A program must be established to offer a path to sobriety, mental health, permanent housing and employment. Darrell Steinberg noted that state funds are available to treat those suffering mental illness. Perhaps he can help set up such a program.
Once in the criminal justice system, these hardcore illegal campers should be offered a choice between the program or prison – their choice. We can rescue the parkway and these poor souls at the same time, and we must do so now before the only thing left of our beautiful parkway is ashes.
It’s a tragedy for the parkway
This column nails it. It really is that bad down on the American River Parkway, and Erika Smith repeats what North Sacramento and Woodlake residents have been saying for years about their area of the parkway.

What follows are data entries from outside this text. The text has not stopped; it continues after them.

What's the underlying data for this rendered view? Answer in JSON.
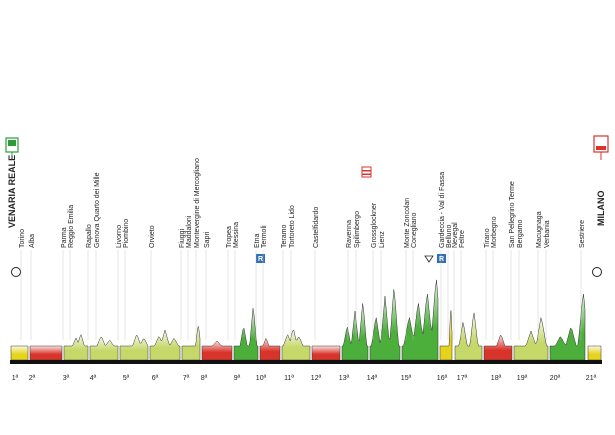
{
  "start_label": "VENARIA REALE",
  "finish_label": "MILANO",
  "places": [
    "Torino",
    "Alba",
    "Parma",
    "Reggio Emilia",
    "Rapallo",
    "Genova Quarto dei Mille",
    "Livorno",
    "Piombino",
    "Orvieto",
    "Fiuggi",
    "Maddaloni",
    "Montevergine di Mercogliano",
    "Sapri",
    "Tropea",
    "Messina",
    "Etna",
    "Termoli",
    "Teramo",
    "Tortoreto Lido",
    "Castelfidardo",
    "Ravenna",
    "Spilimbergo",
    "Grossglockner",
    "Lienz",
    "Monte Zoncolan",
    "Conegliano",
    "Gardeccia - Val di Fassa",
    "Belluno",
    "Nevegal",
    "Feltre",
    "Tirano",
    "Morbegno",
    "San Pellegrino Terme",
    "Bergamo",
    "Macugnaga",
    "Verbania",
    "Sestriere"
  ],
  "stages": [
    "1ª",
    "2ª",
    "3ª",
    "4ª",
    "5ª",
    "6ª",
    "7ª",
    "8ª",
    "9ª",
    "10ª",
    "11ª",
    "12ª",
    "13ª",
    "14ª",
    "15ª",
    "16ª",
    "17ª",
    "18ª",
    "19ª",
    "20ª",
    "21ª"
  ]
}
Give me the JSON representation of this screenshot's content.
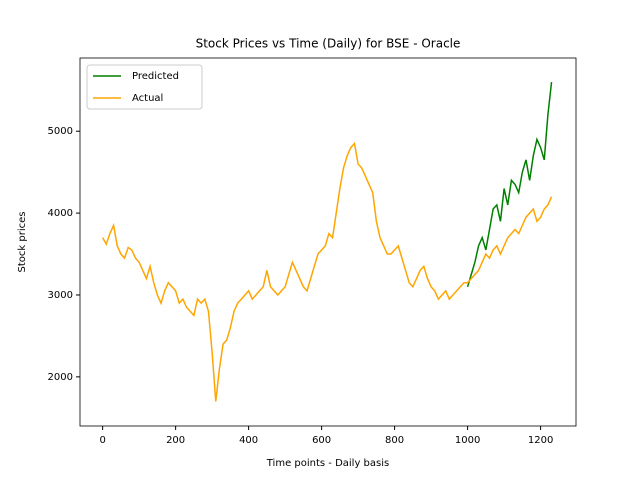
{
  "chart_data": {
    "type": "line",
    "title": "Stock Prices vs Time (Daily) for BSE - Oracle",
    "x_label": "Time points - Daily basis",
    "y_label": "Stock prices",
    "x": [
      0,
      10,
      20,
      30,
      40,
      50,
      60,
      70,
      80,
      90,
      100,
      110,
      120,
      130,
      140,
      150,
      160,
      170,
      180,
      190,
      200,
      210,
      220,
      230,
      240,
      250,
      260,
      270,
      280,
      290,
      300,
      310,
      320,
      330,
      340,
      350,
      360,
      370,
      380,
      390,
      400,
      410,
      420,
      430,
      440,
      450,
      460,
      470,
      480,
      490,
      500,
      510,
      520,
      530,
      540,
      550,
      560,
      570,
      580,
      590,
      600,
      610,
      620,
      630,
      640,
      650,
      660,
      670,
      680,
      690,
      700,
      710,
      720,
      730,
      740,
      750,
      760,
      770,
      780,
      790,
      800,
      810,
      820,
      830,
      840,
      850,
      860,
      870,
      880,
      890,
      900,
      910,
      920,
      930,
      940,
      950,
      960,
      970,
      980,
      990,
      1000,
      1010,
      1020,
      1030,
      1040,
      1050,
      1060,
      1070,
      1080,
      1090,
      1100,
      1110,
      1120,
      1130,
      1140,
      1150,
      1160,
      1170,
      1180,
      1190,
      1200,
      1210,
      1220,
      1230
    ],
    "series": [
      {
        "name": "Predicted",
        "color": "green",
        "values": [
          null,
          null,
          null,
          null,
          null,
          null,
          null,
          null,
          null,
          null,
          null,
          null,
          null,
          null,
          null,
          null,
          null,
          null,
          null,
          null,
          null,
          null,
          null,
          null,
          null,
          null,
          null,
          null,
          null,
          null,
          null,
          null,
          null,
          null,
          null,
          null,
          null,
          null,
          null,
          null,
          null,
          null,
          null,
          null,
          null,
          null,
          null,
          null,
          null,
          null,
          null,
          null,
          null,
          null,
          null,
          null,
          null,
          null,
          null,
          null,
          null,
          null,
          null,
          null,
          null,
          null,
          null,
          null,
          null,
          null,
          null,
          null,
          null,
          null,
          null,
          null,
          null,
          null,
          null,
          null,
          null,
          null,
          null,
          null,
          null,
          null,
          null,
          null,
          null,
          null,
          null,
          null,
          null,
          null,
          null,
          null,
          null,
          null,
          null,
          null,
          3100,
          3250,
          3400,
          3600,
          3700,
          3550,
          3800,
          4050,
          4100,
          3900,
          4300,
          4100,
          4400,
          4350,
          4250,
          4500,
          4650,
          4400,
          4700,
          4900,
          4800,
          4650,
          5200,
          5600
        ]
      },
      {
        "name": "Actual",
        "color": "orange",
        "values": [
          3700,
          3620,
          3750,
          3850,
          3600,
          3500,
          3450,
          3580,
          3550,
          3450,
          3400,
          3300,
          3200,
          3350,
          3150,
          3000,
          2900,
          3050,
          3150,
          3100,
          3050,
          2900,
          2950,
          2850,
          2800,
          2750,
          2950,
          2900,
          2950,
          2800,
          2300,
          1700,
          2100,
          2400,
          2450,
          2600,
          2800,
          2900,
          2950,
          3000,
          3050,
          2950,
          3000,
          3050,
          3100,
          3300,
          3100,
          3050,
          3000,
          3050,
          3100,
          3250,
          3400,
          3300,
          3200,
          3100,
          3050,
          3200,
          3350,
          3500,
          3550,
          3600,
          3750,
          3700,
          4000,
          4300,
          4550,
          4700,
          4800,
          4850,
          4600,
          4550,
          4450,
          4350,
          4250,
          3900,
          3700,
          3600,
          3500,
          3500,
          3550,
          3600,
          3450,
          3300,
          3150,
          3100,
          3200,
          3300,
          3350,
          3200,
          3100,
          3050,
          2950,
          3000,
          3050,
          2950,
          3000,
          3050,
          3100,
          3150,
          3150,
          3200,
          3250,
          3300,
          3400,
          3500,
          3450,
          3550,
          3600,
          3500,
          3600,
          3700,
          3750,
          3800,
          3750,
          3850,
          3950,
          4000,
          4050,
          3900,
          3950,
          4050,
          4100,
          4200
        ]
      }
    ],
    "xlim": [
      -62,
      1297
    ],
    "ylim": [
      1400,
      5894
    ],
    "xticks": [
      0,
      200,
      400,
      600,
      800,
      1000,
      1200
    ],
    "yticks": [
      2000,
      3000,
      4000,
      5000
    ],
    "legend": "upper left"
  }
}
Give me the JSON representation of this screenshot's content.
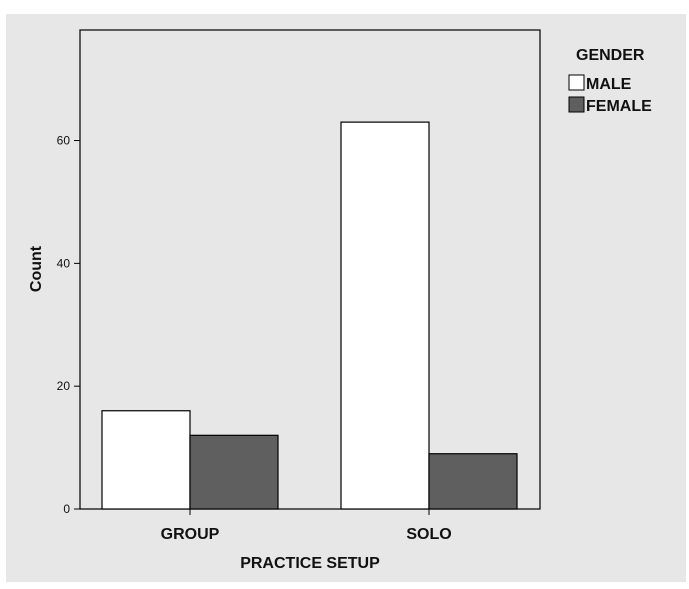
{
  "chart_data": {
    "type": "bar",
    "categories": [
      "GROUP",
      "SOLO"
    ],
    "series": [
      {
        "name": "MALE",
        "values": [
          16,
          63
        ],
        "color": "#ffffff"
      },
      {
        "name": "FEMALE",
        "values": [
          12,
          9
        ],
        "color": "#5f5f5f"
      }
    ],
    "xlabel": "PRACTICE SETUP",
    "ylabel": "Count",
    "ylim": [
      0,
      78
    ],
    "yticks": [
      0,
      20,
      40,
      60
    ],
    "legend_title": "GENDER",
    "legend_position": "top-right",
    "grid": false
  },
  "colors": {
    "panel_background": "#e7e7e8",
    "plot_background": "#e7e7e8",
    "axis": "#000000"
  }
}
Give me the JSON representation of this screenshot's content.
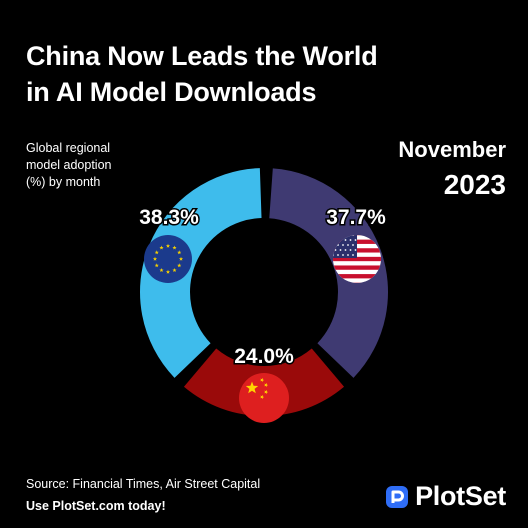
{
  "title": {
    "line1": "China Now Leads the World",
    "line2": "in AI Model Downloads"
  },
  "subtitle": {
    "line1": "Global regional",
    "line2": "model adoption",
    "line3": "(%) by month"
  },
  "period": {
    "month": "November",
    "year": "2023"
  },
  "footer": {
    "source": "Source: Financial Times, Air Street Capital",
    "cta": "Use PlotSet.com today!"
  },
  "brand": {
    "name": "PlotSet",
    "logo_icon": "plotset-logo-icon"
  },
  "chart_data": {
    "type": "pie",
    "variant": "donut",
    "categories": [
      "EU",
      "US",
      "China"
    ],
    "values": [
      38.3,
      37.7,
      24.0
    ],
    "labels": [
      "38.3%",
      "37.7%",
      "24.0%"
    ],
    "unit": "%",
    "colors": [
      "#3ebcec",
      "#3f3a72",
      "#9a0a0a"
    ],
    "icons": [
      "eu-flag-icon",
      "us-flag-icon",
      "china-flag-icon"
    ]
  }
}
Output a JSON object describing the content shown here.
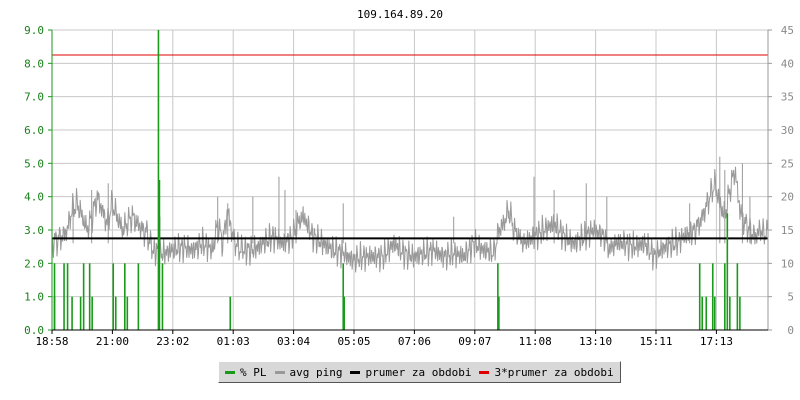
{
  "chart_data": {
    "type": "line",
    "title": "109.164.89.20",
    "x_tick_labels": [
      "18:58",
      "21:00",
      "23:02",
      "01:03",
      "03:04",
      "05:05",
      "07:06",
      "09:07",
      "11:08",
      "13:10",
      "15:11",
      "17:13"
    ],
    "y_left": {
      "ticks": [
        "0.0",
        "1.0",
        "2.0",
        "3.0",
        "4.0",
        "5.0",
        "6.0",
        "7.0",
        "8.0",
        "9.0"
      ],
      "range": [
        0,
        9
      ],
      "color": "#1a9a1a"
    },
    "y_right": {
      "ticks": [
        "0",
        "5",
        "10",
        "15",
        "20",
        "25",
        "30",
        "35",
        "40",
        "45"
      ],
      "range": [
        0,
        45
      ],
      "color": "#999999"
    },
    "x_range_minutes": [
      0,
      1426
    ],
    "grid": true,
    "series": [
      {
        "name": "% PL",
        "kind": "spikes",
        "axis": "left",
        "color": "#1a9a1a",
        "points": [
          [
            5,
            2.0
          ],
          [
            5,
            1.0
          ],
          [
            24,
            2.0
          ],
          [
            31,
            2.0
          ],
          [
            40,
            1.0
          ],
          [
            57,
            1.0
          ],
          [
            63,
            2.0
          ],
          [
            75,
            2.0
          ],
          [
            80,
            1.0
          ],
          [
            122,
            2.0
          ],
          [
            127,
            1.0
          ],
          [
            145,
            2.0
          ],
          [
            150,
            1.0
          ],
          [
            172,
            2.0
          ],
          [
            212,
            9.0
          ],
          [
            214,
            4.5
          ],
          [
            220,
            2.0
          ],
          [
            355,
            1.0
          ],
          [
            580,
            2.0
          ],
          [
            582,
            1.0
          ],
          [
            888,
            2.0
          ],
          [
            890,
            1.0
          ],
          [
            1290,
            2.0
          ],
          [
            1295,
            1.0
          ],
          [
            1303,
            1.0
          ],
          [
            1316,
            2.0
          ],
          [
            1320,
            1.0
          ],
          [
            1340,
            2.0
          ],
          [
            1345,
            3.5
          ],
          [
            1350,
            1.0
          ],
          [
            1365,
            2.0
          ],
          [
            1370,
            1.0
          ]
        ]
      },
      {
        "name": "avg ping",
        "kind": "line",
        "axis": "right",
        "color": "#999999",
        "points": [
          [
            0,
            13
          ],
          [
            10,
            13.5
          ],
          [
            20,
            14
          ],
          [
            30,
            15
          ],
          [
            40,
            18
          ],
          [
            50,
            19
          ],
          [
            60,
            17
          ],
          [
            70,
            15
          ],
          [
            80,
            17
          ],
          [
            90,
            20
          ],
          [
            100,
            18
          ],
          [
            110,
            16
          ],
          [
            120,
            19
          ],
          [
            130,
            17
          ],
          [
            140,
            15
          ],
          [
            150,
            16
          ],
          [
            160,
            17
          ],
          [
            170,
            16
          ],
          [
            180,
            15
          ],
          [
            190,
            14.5
          ],
          [
            200,
            12
          ],
          [
            220,
            11.5
          ],
          [
            240,
            12
          ],
          [
            260,
            12.5
          ],
          [
            280,
            12
          ],
          [
            300,
            13
          ],
          [
            320,
            12
          ],
          [
            330,
            16
          ],
          [
            340,
            13
          ],
          [
            350,
            18
          ],
          [
            360,
            14
          ],
          [
            370,
            12.5
          ],
          [
            380,
            12
          ],
          [
            400,
            12
          ],
          [
            420,
            13
          ],
          [
            440,
            14
          ],
          [
            460,
            13
          ],
          [
            480,
            14
          ],
          [
            490,
            16
          ],
          [
            500,
            17
          ],
          [
            520,
            14
          ],
          [
            540,
            13
          ],
          [
            560,
            12
          ],
          [
            580,
            11.5
          ],
          [
            600,
            10.5
          ],
          [
            620,
            11
          ],
          [
            640,
            11
          ],
          [
            660,
            11
          ],
          [
            680,
            13
          ],
          [
            700,
            11.5
          ],
          [
            720,
            11
          ],
          [
            740,
            11.5
          ],
          [
            760,
            12
          ],
          [
            780,
            11
          ],
          [
            800,
            11.5
          ],
          [
            820,
            11
          ],
          [
            840,
            13
          ],
          [
            860,
            12
          ],
          [
            880,
            11.5
          ],
          [
            890,
            15
          ],
          [
            900,
            16
          ],
          [
            910,
            18
          ],
          [
            920,
            15
          ],
          [
            930,
            14
          ],
          [
            940,
            13
          ],
          [
            960,
            14
          ],
          [
            980,
            15
          ],
          [
            1000,
            16
          ],
          [
            1020,
            14
          ],
          [
            1040,
            13
          ],
          [
            1060,
            14
          ],
          [
            1080,
            15
          ],
          [
            1100,
            14
          ],
          [
            1110,
            12
          ],
          [
            1120,
            13
          ],
          [
            1140,
            13
          ],
          [
            1160,
            12.5
          ],
          [
            1180,
            13
          ],
          [
            1200,
            11
          ],
          [
            1220,
            12.5
          ],
          [
            1240,
            13
          ],
          [
            1260,
            14
          ],
          [
            1280,
            15
          ],
          [
            1290,
            16
          ],
          [
            1300,
            18
          ],
          [
            1310,
            20
          ],
          [
            1320,
            22
          ],
          [
            1330,
            19
          ],
          [
            1340,
            17
          ],
          [
            1350,
            21
          ],
          [
            1360,
            24
          ],
          [
            1370,
            18
          ],
          [
            1380,
            16
          ],
          [
            1390,
            15
          ],
          [
            1400,
            14
          ],
          [
            1410,
            15
          ],
          [
            1426,
            14
          ]
        ],
        "spikes": [
          [
            42,
            20
          ],
          [
            79,
            21
          ],
          [
            112,
            22
          ],
          [
            215,
            17
          ],
          [
            330,
            20
          ],
          [
            350,
            19
          ],
          [
            400,
            20
          ],
          [
            452,
            23
          ],
          [
            464,
            21
          ],
          [
            486,
            18
          ],
          [
            580,
            19
          ],
          [
            800,
            17
          ],
          [
            960,
            23
          ],
          [
            1000,
            21
          ],
          [
            1064,
            22
          ],
          [
            1105,
            20
          ],
          [
            1270,
            19
          ],
          [
            1330,
            26
          ],
          [
            1340,
            24
          ],
          [
            1375,
            25
          ],
          [
            1390,
            20
          ]
        ]
      },
      {
        "name": "prumer za obdobi",
        "kind": "hline",
        "axis": "left",
        "color": "#000000",
        "value": 2.75
      },
      {
        "name": "3*prumer za obdobi",
        "kind": "hline",
        "axis": "left",
        "color": "#e00000",
        "value": 8.25
      }
    ],
    "legend_placement": "bottom-center"
  }
}
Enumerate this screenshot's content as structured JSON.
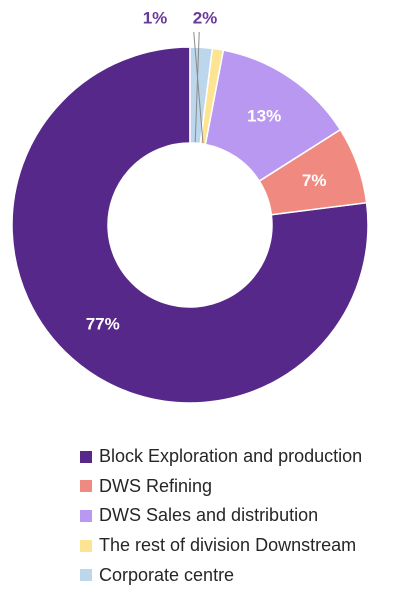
{
  "chart_data": {
    "type": "pie",
    "variant": "donut",
    "title": "",
    "legend_position": "bottom",
    "series": [
      {
        "name": "Block Exploration and production",
        "value": 77,
        "label": "77%",
        "color": "#55288a",
        "label_color": "#ffffff"
      },
      {
        "name": "DWS Refining",
        "value": 7,
        "label": "7%",
        "color": "#f08a80",
        "label_color": "#ffffff"
      },
      {
        "name": "DWS Sales and distribution",
        "value": 13,
        "label": "13%",
        "color": "#b898f0",
        "label_color": "#ffffff"
      },
      {
        "name": "The rest of division Downstream",
        "value": 1,
        "label": "1%",
        "color": "#fde493",
        "label_color": "#6a3a9a"
      },
      {
        "name": "Corporate centre",
        "value": 2,
        "label": "2%",
        "color": "#bcd6ec",
        "label_color": "#6a3a9a"
      }
    ]
  }
}
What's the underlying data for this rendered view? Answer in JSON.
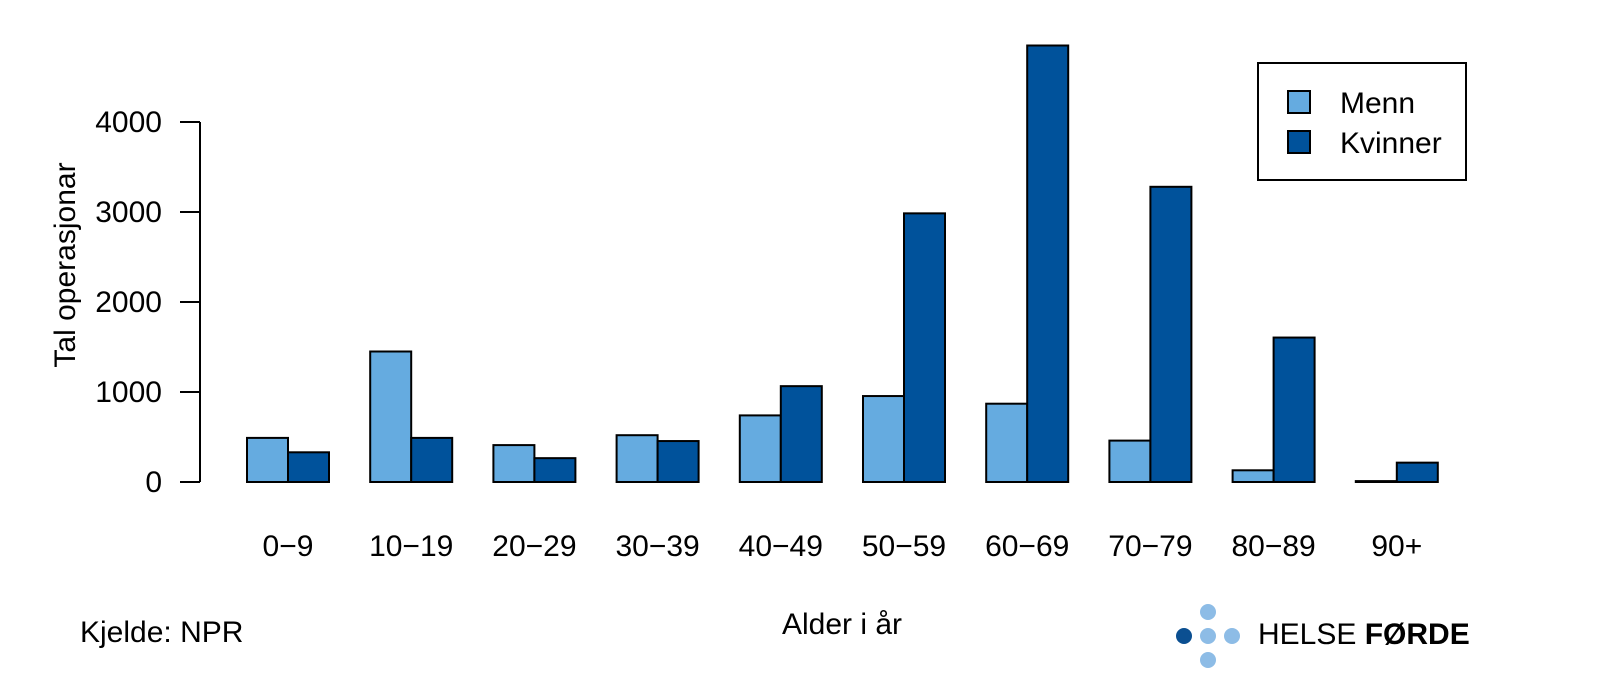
{
  "chart_data": {
    "type": "bar",
    "categories": [
      "0−9",
      "10−19",
      "20−29",
      "30−39",
      "40−49",
      "50−59",
      "60−69",
      "70−79",
      "80−89",
      "90+"
    ],
    "series": [
      {
        "name": "Menn",
        "color": "#65ABE0",
        "values": [
          490,
          1450,
          410,
          520,
          740,
          955,
          870,
          460,
          130,
          10
        ]
      },
      {
        "name": "Kvinner",
        "color": "#00529B",
        "values": [
          330,
          490,
          265,
          455,
          1065,
          2985,
          4850,
          3280,
          1605,
          215
        ]
      }
    ],
    "xlabel": "Alder i år",
    "ylabel": "Tal operasjonar",
    "ylim": [
      0,
      5000
    ],
    "yticks": [
      0,
      1000,
      2000,
      3000,
      4000
    ],
    "grid": false,
    "legend_position": "top-right"
  },
  "source": "Kjelde: NPR",
  "logo": {
    "text_light": "HELSE ",
    "text_bold": "FØRDE",
    "color": "#1F5C99"
  }
}
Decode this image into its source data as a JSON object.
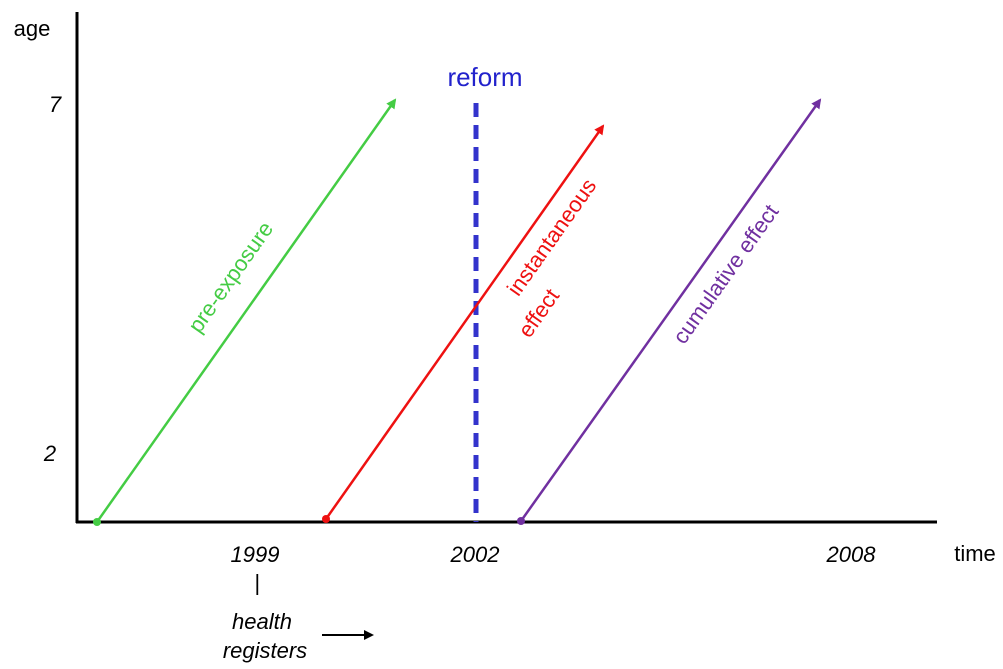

It really is all about the parkway and what’s happening to it. The tragedy of Sacramento homelessness has been overwhelmed by the tragedy of the impact of the homeless on the parkway.
We offer two strategies; absolute, enforced, zero tolerance for illegal camping, and creating a homeless transformation campus at Depot Park capable of handling the homeless population in Sacramento.
David H. Lukenbill,
senior policy director,
American River Parkway Preservation Society
Sacramento, the city that cares
Finally, Erika Smith is shining a light on the biggest reason for homelessness, which is drug addiction. We, as a truly compassionate community, have a moral obligation to do what we can to help. Treatment for drug addiction doesn’t always work, but at least it offers a chance.
Silence in response to fires
Erika Smith, Marcos Breton and Supervisor Phil Serna all raise serious issues concerning the American River Parkway and the silence in response to the causes of fires and the homeless. All are correct to request public dialogue. A hot summer and the drought have created a perfect storm that threatens residents, public safety personnel and those who recreate on our parkway.
The board of directors of the American River Parkway Foundation understands the challenges of having a large river parkway adjacent to a densely populated urban setting. We also recognize that the county and the city have been trying to balance the rights of illegal campers with the needs of the parkway.
We support a renewed, open discussion about the challenges to our public safety personnel, the rights of illegal campers and other parkway users, and the protection of our natural resources.
Scott Wolcott, president
American River Parkway Foundation
Mary Navarro – I probably would let the homeless stay in the parkway but have rules. Set up designated campsites. Charities could help them with basic supplies. I would build park-type bathrooms and have a regular crew keep the area clean. These are people with serious mental health issues and need to be protected.
Tonya Alston – Homeless people need homes, social services and mental health care to help them reclaim their dignity. Not all homeless people are drug addicts. There are homeless people who work but cannot afford astronomical rents.
Kathy Allen – Create a public space with showers, bathrooms, small dwellings and other necessities where they can live. They aren’t going to go away, so stop pretending they are.
Paula Lomazzi – Most of the homeless population living on the parkway have been forced into hiding by the anti-camping ordinance. They have not been allowed to have portable toilets. Maybe a few people have been offered housing but probably not very many of them. That’s the answer to the problem – end the sleeping ban and find services, shelter and housing appropriate to their needs.